Assignment 8
Text analysis with dictionaries, sets and loops
Submit before 11:30 PM Sunday November 12
Overview
You will expand on the functionality of the text analysis code from the last assignment. The enhancements will allow you to compare and recommend texts based on their similarity scores.
Python Functions and Scripts
This assignment requires use of code in the zipped a8 folder. It includes updates to the functions from the last assignment, plus additional some new functions that demonstrate reading files and comparing their similarities.
Complete the following steps, answering any questions:
- Study the function clean_word. Test it on a variety of words with different endings and capitalizations. Explain what it does.
- Revisit the display_counts function from the last assignment. Try it out with different files in the files list (e.g. display_counts(files[0]). Note: if you work on a windows computer, you might need to modify the files strings so that they use backslashes (\) instead of forward slashes.
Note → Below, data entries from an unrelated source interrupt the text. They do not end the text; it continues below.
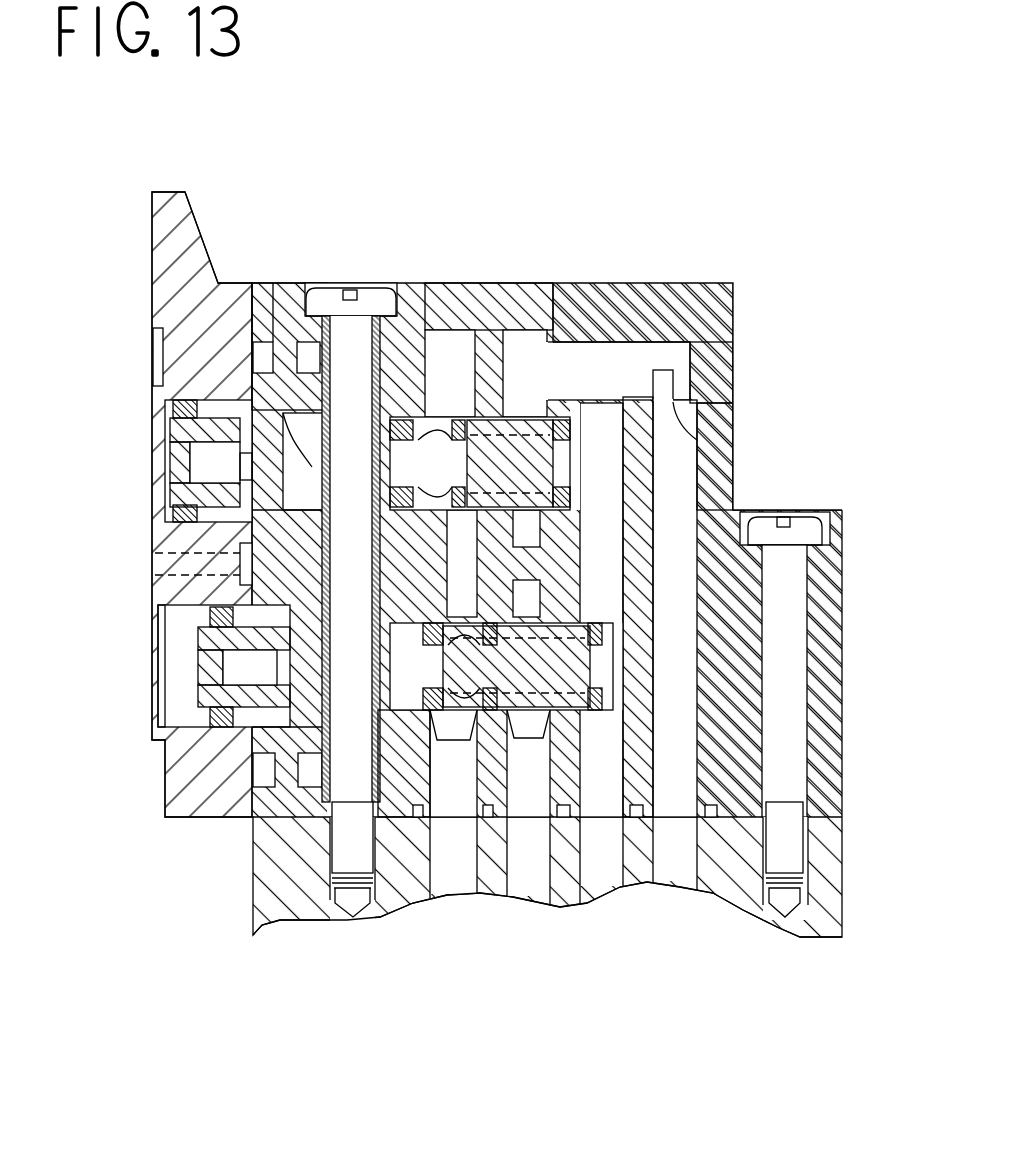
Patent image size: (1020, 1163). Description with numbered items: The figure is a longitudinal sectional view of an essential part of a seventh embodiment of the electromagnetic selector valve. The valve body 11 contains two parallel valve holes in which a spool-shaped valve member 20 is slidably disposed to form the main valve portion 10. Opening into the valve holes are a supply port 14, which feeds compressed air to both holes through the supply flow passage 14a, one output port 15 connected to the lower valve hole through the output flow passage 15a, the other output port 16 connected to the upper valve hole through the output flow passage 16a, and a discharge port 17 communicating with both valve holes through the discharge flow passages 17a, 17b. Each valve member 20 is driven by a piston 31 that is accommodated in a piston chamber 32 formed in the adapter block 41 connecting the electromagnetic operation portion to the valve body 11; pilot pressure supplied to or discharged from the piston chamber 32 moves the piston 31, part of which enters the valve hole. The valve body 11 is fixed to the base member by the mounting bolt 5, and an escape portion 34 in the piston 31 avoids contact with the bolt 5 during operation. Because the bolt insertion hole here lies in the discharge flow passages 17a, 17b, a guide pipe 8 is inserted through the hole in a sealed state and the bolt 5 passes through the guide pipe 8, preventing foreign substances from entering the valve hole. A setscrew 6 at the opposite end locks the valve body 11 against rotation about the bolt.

The main valve portion 10 is at (578, 260).
The adapter block 41 is at (186, 227).
The piston 31 is at (193, 493).
The piston chamber 32 is at (300, 370).
The escape portion 34 is at (312, 465).
The mounting bolt 5 is at (357, 353).
The setscrew 6 is at (787, 605).
The guide pipe 8 is at (320, 728).
The valve body 11 is at (710, 422).
The supply port 14 is at (600, 770).
The supply flow passage 14a is at (697, 473).
The output port 15 is at (530, 720).
The output flow passage 15a is at (600, 770).
The output port 16 is at (677, 777).
The output flow passage 16a is at (618, 367).
The discharge port 17 is at (463, 720).
The discharge flow passage 17a is at (440, 720).
The discharge flow passage 17b is at (402, 690).
The valve member 20 is at (521, 410).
- Try out the compare_text function with two files from the files list (e.g. compare_text(files[0], files[1])). Indentify a pair of files that has a high similarity score and a low similarity score. Report them.
- Write a function called recommend_text that takes a file name (string) as a parameter. It should return the filename (string) from files that refers to the text with the highest similarity to the given parameter file. This function should invoke the compare_text function.
- Write a function called best_pair. It should consider all non-repeating pairs of files in the files list and return the pair of text files with the highest similarity score. This function should invoke the compare_text function.
- Modify the count_word function so that it doesn't include words in the stop_list set. Rerun your tests and review the results. Do you notice any changes?
Deliverables
Create a text file called assn8.txt that contains the following:
- A statement that summarizes your completion of the assignment. It should contain
the following information:
- Any help or resources that you used in completing the assignment.
- A summary of your experience possibly including your approach, difficulties and time you spent.
- For each of your Python scripts or functions:
- A listing of the code
- Running examples that demonstrate that your code works correctly
Submit your assn8.txt file to D2L.